• Tidak ada hasil yang ditemukan

DAFTAR LAMPIRAN

TINJAUAN PUSTAKA

C. Proses termal

Proses termal merupakan suatu cara yang sangat lazim digunakan dalam pengawetan pangan. Dengan cara ini, pangan diberi perlakuan panas yang cukup untuk menghancurkan mikroorganisma patogen dan atau pembusuk, zat anti nutrisi, dan enzim yang dapat menyebabkan kerusakan pangan.

Blanching yang lebih cenderung digunakan sebagai perlakuan pemanasan awal lebih bertujuan untuk menghilangkan aktivitas enzim dalam sayuran dan buah-buahan sebelum pengolahan lebih lanjut. Umumnya, metode pemanasan blanching dikombinasi dengan proses lanjutan seperti sterilisasi, pengeringan, dan pembekuan. (Fellows 2000).

Sterilisasi adalah suatu unit operasi yang dilakukan dengan pemanasan pada suhu yang cukup tinggi dan dengan waktu yang cukup untuk menghancurkan mikroba dan menghilangkan aktivitas enzim.

Tinjauan tentang teori dan metode untuk menentukan kecukupan pemanasan telah ditulis oleh Stumbo (1973). Sterilisasi komersial yang dilakukan untuk mendestruksi spora Clostridium botulinum pada makanan kaleng yang dipanaskan dalam retort memerlukan waktu selama 3 – 6 menit pada suhu 250o F (121o C).

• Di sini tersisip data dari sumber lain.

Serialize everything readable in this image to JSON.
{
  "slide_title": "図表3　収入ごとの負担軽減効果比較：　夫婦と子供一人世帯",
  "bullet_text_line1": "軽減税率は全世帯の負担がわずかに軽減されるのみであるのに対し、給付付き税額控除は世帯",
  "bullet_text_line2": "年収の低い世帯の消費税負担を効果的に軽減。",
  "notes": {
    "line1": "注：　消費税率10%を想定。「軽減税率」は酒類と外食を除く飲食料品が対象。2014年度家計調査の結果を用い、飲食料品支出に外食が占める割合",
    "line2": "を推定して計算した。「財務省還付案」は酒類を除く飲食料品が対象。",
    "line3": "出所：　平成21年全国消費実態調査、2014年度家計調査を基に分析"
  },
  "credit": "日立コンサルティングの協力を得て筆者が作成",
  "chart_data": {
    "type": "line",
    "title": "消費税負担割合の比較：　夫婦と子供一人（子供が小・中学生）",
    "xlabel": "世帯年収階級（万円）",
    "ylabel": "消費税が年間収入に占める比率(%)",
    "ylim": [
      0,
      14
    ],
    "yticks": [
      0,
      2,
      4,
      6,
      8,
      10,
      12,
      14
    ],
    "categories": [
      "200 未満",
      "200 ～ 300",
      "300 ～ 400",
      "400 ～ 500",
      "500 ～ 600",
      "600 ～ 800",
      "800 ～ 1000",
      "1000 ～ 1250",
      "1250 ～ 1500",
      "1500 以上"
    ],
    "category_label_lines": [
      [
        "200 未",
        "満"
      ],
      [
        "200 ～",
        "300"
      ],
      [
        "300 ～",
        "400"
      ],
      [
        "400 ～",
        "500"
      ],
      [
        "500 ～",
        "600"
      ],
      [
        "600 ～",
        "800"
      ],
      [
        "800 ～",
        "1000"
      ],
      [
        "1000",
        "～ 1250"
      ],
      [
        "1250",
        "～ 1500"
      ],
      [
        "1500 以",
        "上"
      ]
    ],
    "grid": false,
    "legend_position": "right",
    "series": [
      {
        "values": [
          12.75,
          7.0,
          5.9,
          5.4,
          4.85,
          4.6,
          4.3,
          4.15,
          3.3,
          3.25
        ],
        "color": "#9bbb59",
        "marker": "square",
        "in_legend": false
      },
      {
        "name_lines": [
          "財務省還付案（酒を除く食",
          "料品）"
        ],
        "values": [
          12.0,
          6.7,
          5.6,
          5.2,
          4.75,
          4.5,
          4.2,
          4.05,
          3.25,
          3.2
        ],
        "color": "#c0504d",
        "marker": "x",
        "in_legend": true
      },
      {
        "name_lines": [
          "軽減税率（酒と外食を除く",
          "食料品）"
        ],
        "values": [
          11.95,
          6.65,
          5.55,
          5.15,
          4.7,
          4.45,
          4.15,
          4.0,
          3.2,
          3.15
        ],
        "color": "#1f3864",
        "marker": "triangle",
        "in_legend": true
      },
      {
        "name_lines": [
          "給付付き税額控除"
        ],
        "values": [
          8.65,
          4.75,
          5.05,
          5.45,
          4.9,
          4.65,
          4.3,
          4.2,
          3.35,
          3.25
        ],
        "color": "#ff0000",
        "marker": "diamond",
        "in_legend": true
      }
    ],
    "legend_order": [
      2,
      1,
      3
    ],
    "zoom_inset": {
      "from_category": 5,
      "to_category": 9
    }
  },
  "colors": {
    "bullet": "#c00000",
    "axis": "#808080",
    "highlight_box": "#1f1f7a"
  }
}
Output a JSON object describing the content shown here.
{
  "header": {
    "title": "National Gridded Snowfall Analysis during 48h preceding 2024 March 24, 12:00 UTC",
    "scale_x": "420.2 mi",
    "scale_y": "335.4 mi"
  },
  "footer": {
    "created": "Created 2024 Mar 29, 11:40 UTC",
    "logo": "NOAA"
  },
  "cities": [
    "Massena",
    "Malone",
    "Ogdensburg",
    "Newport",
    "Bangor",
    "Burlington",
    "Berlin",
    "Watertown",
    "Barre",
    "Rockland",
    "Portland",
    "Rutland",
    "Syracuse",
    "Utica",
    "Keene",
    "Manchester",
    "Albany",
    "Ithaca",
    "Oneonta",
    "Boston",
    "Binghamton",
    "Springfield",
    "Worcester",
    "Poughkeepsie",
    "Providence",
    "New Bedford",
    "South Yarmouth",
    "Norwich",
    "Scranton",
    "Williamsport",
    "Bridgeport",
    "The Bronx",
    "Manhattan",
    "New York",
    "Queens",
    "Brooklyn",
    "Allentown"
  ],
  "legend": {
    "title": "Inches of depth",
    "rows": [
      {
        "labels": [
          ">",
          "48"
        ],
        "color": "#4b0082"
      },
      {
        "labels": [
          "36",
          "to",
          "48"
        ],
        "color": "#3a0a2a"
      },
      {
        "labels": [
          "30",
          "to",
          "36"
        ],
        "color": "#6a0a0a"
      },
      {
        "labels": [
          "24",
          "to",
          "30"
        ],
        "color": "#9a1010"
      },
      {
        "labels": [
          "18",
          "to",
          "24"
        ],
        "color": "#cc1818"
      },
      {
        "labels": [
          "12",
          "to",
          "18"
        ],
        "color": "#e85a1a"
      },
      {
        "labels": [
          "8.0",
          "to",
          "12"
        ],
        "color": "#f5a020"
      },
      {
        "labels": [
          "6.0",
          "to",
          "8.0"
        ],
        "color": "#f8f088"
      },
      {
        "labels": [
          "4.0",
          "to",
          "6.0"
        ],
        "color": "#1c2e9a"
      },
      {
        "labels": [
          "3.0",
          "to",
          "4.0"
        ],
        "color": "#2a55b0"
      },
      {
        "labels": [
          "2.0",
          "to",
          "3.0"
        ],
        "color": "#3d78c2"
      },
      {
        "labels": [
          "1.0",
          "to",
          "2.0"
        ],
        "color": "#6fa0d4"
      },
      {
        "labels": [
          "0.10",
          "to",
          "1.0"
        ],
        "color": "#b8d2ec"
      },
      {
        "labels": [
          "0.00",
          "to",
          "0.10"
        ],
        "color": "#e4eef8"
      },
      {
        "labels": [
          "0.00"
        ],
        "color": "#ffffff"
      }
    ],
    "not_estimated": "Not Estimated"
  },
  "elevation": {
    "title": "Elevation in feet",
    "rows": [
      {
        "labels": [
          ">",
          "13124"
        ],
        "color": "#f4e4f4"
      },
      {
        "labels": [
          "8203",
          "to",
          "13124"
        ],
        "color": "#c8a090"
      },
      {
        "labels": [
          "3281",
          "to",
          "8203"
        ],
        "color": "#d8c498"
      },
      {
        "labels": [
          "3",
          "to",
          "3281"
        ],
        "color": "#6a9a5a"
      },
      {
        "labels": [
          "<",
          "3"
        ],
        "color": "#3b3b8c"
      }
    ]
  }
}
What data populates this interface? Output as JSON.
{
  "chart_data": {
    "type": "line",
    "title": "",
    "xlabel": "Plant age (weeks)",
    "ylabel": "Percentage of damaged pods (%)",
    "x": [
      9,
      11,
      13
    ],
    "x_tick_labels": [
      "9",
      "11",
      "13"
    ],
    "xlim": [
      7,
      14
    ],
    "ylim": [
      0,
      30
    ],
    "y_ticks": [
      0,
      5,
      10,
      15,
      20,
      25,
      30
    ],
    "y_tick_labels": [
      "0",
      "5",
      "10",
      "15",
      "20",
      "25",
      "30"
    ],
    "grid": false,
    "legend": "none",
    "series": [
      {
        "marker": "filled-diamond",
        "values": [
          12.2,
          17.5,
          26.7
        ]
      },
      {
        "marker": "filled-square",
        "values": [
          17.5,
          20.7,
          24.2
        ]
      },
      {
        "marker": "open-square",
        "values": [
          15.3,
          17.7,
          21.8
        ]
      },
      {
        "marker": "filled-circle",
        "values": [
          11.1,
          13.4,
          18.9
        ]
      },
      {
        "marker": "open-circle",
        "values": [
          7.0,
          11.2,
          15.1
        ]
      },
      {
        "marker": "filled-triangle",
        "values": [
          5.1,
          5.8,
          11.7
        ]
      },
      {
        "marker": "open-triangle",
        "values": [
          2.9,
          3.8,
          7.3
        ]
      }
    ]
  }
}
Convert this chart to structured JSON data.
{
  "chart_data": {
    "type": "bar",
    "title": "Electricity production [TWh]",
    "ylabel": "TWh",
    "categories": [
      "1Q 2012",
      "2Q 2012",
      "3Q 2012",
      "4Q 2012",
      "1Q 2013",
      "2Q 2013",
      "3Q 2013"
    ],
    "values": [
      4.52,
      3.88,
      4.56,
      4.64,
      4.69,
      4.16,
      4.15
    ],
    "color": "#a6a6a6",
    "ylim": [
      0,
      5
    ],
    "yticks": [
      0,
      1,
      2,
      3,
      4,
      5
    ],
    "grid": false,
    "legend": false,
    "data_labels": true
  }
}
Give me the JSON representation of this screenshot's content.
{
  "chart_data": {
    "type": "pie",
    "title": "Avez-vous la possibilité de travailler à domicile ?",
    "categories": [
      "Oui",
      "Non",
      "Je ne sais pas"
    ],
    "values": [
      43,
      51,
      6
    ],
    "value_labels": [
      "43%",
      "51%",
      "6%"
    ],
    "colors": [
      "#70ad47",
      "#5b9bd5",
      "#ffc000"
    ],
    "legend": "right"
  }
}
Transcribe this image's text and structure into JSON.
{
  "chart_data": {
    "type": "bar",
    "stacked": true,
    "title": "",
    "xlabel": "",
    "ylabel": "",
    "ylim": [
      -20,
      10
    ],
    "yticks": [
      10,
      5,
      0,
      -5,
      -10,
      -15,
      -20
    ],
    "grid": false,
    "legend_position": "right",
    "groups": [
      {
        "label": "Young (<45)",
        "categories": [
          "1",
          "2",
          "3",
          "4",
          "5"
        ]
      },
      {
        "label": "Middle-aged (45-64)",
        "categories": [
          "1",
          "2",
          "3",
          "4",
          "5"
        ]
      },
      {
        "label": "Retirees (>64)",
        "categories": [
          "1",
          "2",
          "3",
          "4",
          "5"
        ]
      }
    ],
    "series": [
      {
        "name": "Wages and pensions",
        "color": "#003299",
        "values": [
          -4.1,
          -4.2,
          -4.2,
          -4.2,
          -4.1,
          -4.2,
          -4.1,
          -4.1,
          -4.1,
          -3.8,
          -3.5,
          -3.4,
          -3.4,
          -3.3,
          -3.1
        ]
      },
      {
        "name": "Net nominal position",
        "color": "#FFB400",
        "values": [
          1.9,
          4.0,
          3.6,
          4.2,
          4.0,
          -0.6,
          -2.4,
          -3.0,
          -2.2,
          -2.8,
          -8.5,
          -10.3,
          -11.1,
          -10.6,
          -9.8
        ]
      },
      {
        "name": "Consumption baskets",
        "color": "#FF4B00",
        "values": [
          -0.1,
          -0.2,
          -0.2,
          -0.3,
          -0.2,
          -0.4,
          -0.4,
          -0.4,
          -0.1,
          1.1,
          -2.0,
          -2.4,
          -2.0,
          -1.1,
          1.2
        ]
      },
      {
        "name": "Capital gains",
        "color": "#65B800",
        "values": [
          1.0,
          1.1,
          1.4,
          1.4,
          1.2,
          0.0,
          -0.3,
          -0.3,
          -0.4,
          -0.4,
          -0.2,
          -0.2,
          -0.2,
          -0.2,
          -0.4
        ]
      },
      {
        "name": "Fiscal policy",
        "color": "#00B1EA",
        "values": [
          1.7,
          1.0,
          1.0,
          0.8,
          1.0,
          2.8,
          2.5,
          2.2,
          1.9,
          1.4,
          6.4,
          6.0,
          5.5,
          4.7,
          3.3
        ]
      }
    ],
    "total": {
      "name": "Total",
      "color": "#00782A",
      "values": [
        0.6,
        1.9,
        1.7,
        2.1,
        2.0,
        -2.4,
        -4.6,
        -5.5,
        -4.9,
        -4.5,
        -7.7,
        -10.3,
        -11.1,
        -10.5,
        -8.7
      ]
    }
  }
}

Dalam praktek, proses termal yang setara atau lebih besar dari Fo 3 menit dilakukan dalam pemasak atau retort bertekanan di atas tekanan atmosfir (David et al. 1996). Pemanasan pada keju olahan dapat dilakukan dengan menggunakan proses sterilisasi maupun pasteurisasi (Zehren & Nusbaum 2000).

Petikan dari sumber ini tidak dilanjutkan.